A remodelarem por qual passa o coletivo Juntas (Psol), eleito em 2018 para a Assembleia Legislativa de Pernambuco, por sua vez, tem o objetivo de reforçar a presença de pessoas trans no Congresso e ampliar a base do partido. Três das cinco integrantes do Juntas vão concorrer à reeleição: as militantes femininas Jô Cavalcanti, Joelma Carla, e Kátia Cunha. A jornalista Carol Vergolino e a advogada e trans Robeyoncé Lima vão tentar vaga na Câmara Federal.
“A ideia é que a gente amplie essa mandata. E também faz parte da estratégia do partido. As duas saindo com um número potencializam a chapa federal”, afirma Kátia Cunha.
Regulamentação
Aumentar a base da Frente Nacional de Mandatos e Mandatos Coletivos no Congresso pode ajudar na regulamentação das candidaturas coletivas, que depende de votação favorável à Proposta de Emenda à Constituição (PEC 379/2017) ou a um dos Projetos de Lei (PL 4475/2020 e PL 4724/2020). A PEC e os PL, porém, estão em banho-maria. Outra PEC, do senador Randolfe Rodrigues (Rede-AP), não conseguiu as 27 assinaturas necessárias para ser protocolada, segundo a codeputada Kátia Cunha.

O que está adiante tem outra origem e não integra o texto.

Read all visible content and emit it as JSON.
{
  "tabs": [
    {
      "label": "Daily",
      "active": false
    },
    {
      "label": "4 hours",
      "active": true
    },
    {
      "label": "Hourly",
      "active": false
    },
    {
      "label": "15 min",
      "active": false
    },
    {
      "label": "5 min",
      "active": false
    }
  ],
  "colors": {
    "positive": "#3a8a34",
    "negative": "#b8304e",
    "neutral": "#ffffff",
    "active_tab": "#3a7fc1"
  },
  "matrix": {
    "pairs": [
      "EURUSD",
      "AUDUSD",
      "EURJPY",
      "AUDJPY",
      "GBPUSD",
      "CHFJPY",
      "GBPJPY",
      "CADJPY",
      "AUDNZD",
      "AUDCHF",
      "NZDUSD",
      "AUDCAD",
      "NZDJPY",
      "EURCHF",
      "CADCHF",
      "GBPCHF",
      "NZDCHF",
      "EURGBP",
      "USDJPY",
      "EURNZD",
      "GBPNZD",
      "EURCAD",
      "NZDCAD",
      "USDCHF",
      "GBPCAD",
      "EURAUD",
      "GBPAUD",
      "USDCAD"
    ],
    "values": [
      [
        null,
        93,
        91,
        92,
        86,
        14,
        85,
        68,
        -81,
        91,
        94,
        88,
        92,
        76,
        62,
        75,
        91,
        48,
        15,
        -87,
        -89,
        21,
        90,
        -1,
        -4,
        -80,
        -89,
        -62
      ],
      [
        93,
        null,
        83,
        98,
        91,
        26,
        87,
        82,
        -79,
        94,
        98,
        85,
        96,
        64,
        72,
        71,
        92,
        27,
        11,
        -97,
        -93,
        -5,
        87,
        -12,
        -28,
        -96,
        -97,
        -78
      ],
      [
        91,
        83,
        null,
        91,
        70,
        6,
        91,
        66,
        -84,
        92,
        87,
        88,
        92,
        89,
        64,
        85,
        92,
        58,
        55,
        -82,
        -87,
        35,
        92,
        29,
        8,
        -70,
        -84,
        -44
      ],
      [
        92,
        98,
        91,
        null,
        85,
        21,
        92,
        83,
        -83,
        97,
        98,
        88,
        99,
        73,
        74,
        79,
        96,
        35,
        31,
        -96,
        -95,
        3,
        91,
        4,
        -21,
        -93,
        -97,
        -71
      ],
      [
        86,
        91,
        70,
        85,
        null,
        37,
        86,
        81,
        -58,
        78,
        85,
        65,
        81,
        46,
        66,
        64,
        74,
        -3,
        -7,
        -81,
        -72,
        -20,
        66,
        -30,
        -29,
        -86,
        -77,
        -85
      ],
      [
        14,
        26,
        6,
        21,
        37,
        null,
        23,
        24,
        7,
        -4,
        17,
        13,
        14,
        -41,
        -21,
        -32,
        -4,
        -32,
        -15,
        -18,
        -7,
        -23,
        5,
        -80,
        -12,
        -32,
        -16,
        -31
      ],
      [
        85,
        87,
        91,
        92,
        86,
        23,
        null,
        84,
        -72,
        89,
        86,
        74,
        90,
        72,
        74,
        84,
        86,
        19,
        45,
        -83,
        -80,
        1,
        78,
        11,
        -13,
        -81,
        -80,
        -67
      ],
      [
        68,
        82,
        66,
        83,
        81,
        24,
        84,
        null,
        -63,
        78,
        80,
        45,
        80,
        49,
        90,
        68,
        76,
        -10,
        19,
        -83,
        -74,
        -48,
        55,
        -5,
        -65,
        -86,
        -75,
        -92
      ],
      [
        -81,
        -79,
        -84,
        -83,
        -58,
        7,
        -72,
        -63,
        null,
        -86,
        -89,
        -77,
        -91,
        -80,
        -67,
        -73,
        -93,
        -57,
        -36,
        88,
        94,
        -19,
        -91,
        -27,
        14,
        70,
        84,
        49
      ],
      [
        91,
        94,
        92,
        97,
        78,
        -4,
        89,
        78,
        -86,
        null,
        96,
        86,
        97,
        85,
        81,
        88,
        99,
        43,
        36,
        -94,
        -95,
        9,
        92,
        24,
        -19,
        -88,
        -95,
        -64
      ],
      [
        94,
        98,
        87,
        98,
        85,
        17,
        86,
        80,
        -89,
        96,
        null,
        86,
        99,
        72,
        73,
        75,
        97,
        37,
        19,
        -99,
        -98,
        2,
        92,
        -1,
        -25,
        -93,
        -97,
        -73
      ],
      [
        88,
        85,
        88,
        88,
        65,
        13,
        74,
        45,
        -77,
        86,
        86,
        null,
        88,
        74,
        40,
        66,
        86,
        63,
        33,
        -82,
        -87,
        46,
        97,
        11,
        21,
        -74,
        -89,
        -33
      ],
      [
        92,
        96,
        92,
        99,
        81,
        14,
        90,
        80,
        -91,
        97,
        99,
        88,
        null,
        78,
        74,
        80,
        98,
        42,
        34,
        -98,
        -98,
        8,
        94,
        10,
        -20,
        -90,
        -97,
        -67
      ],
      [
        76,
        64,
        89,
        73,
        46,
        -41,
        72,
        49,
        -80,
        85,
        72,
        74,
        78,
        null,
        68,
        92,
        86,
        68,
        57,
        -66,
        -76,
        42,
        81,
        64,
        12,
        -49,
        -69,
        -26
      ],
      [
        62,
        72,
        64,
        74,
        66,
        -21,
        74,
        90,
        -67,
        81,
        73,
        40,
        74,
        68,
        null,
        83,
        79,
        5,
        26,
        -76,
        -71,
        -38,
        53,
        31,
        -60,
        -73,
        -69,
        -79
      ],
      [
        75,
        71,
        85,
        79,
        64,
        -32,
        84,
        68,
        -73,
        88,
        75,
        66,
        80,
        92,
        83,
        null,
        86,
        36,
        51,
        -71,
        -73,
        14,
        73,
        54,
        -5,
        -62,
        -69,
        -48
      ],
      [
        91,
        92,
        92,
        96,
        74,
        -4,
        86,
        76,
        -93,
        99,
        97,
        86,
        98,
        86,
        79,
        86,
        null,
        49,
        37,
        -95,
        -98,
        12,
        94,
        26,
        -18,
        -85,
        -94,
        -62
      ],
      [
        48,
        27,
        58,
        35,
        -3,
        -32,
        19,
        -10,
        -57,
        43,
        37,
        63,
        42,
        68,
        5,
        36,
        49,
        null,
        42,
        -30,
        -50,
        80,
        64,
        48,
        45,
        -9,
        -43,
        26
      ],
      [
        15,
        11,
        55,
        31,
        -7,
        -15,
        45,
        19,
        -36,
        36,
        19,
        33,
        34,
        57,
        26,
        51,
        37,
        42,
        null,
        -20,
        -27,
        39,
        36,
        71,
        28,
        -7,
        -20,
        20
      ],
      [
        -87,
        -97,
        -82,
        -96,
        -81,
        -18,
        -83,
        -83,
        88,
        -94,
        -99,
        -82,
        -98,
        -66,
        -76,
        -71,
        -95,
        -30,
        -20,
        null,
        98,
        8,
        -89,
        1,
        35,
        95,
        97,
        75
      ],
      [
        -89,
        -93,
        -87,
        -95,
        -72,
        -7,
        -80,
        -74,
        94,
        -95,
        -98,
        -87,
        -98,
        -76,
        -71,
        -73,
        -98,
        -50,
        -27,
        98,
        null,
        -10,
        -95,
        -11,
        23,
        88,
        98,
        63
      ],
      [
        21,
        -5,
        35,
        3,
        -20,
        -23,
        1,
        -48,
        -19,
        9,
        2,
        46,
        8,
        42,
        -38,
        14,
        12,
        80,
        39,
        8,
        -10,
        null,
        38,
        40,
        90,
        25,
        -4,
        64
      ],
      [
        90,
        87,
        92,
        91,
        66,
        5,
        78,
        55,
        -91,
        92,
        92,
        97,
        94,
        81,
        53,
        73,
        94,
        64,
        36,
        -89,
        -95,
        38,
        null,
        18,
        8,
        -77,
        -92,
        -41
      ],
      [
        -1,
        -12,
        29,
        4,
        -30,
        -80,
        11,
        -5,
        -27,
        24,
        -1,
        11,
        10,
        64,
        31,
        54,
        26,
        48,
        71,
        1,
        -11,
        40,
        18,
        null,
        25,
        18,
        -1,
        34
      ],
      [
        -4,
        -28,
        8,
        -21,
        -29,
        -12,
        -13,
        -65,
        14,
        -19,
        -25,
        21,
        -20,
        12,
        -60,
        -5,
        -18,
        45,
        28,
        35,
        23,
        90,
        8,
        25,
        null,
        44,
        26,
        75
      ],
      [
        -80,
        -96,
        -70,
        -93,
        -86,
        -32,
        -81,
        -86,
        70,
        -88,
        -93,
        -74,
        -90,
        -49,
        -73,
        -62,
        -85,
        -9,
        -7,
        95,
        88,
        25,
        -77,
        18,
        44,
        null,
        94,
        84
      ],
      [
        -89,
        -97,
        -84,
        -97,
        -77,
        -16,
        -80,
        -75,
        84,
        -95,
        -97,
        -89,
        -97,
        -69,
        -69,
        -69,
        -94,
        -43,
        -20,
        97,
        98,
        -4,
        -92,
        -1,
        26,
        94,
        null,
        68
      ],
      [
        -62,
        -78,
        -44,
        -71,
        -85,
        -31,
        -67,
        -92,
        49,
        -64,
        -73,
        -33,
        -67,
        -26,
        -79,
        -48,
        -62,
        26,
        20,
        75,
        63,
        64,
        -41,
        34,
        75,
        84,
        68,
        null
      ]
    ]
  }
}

A Frente tentou a regulamentação na reforma política de 2021, sem sucesso, mas vê como positiva a resolução do TSE de dezembro passado que autorizou a menção do grupo ou coletivo de apoiadores na composição do nome do candidato na urna eletrônica. “A perspectiva é muito boa”, comenta Luciana.
O senador Randolfe Rodrigues e a deputada Renata Abreu (Pode-SP), autora da PEC 379, não retornaram a pedidos de entrevista à DW Brasil.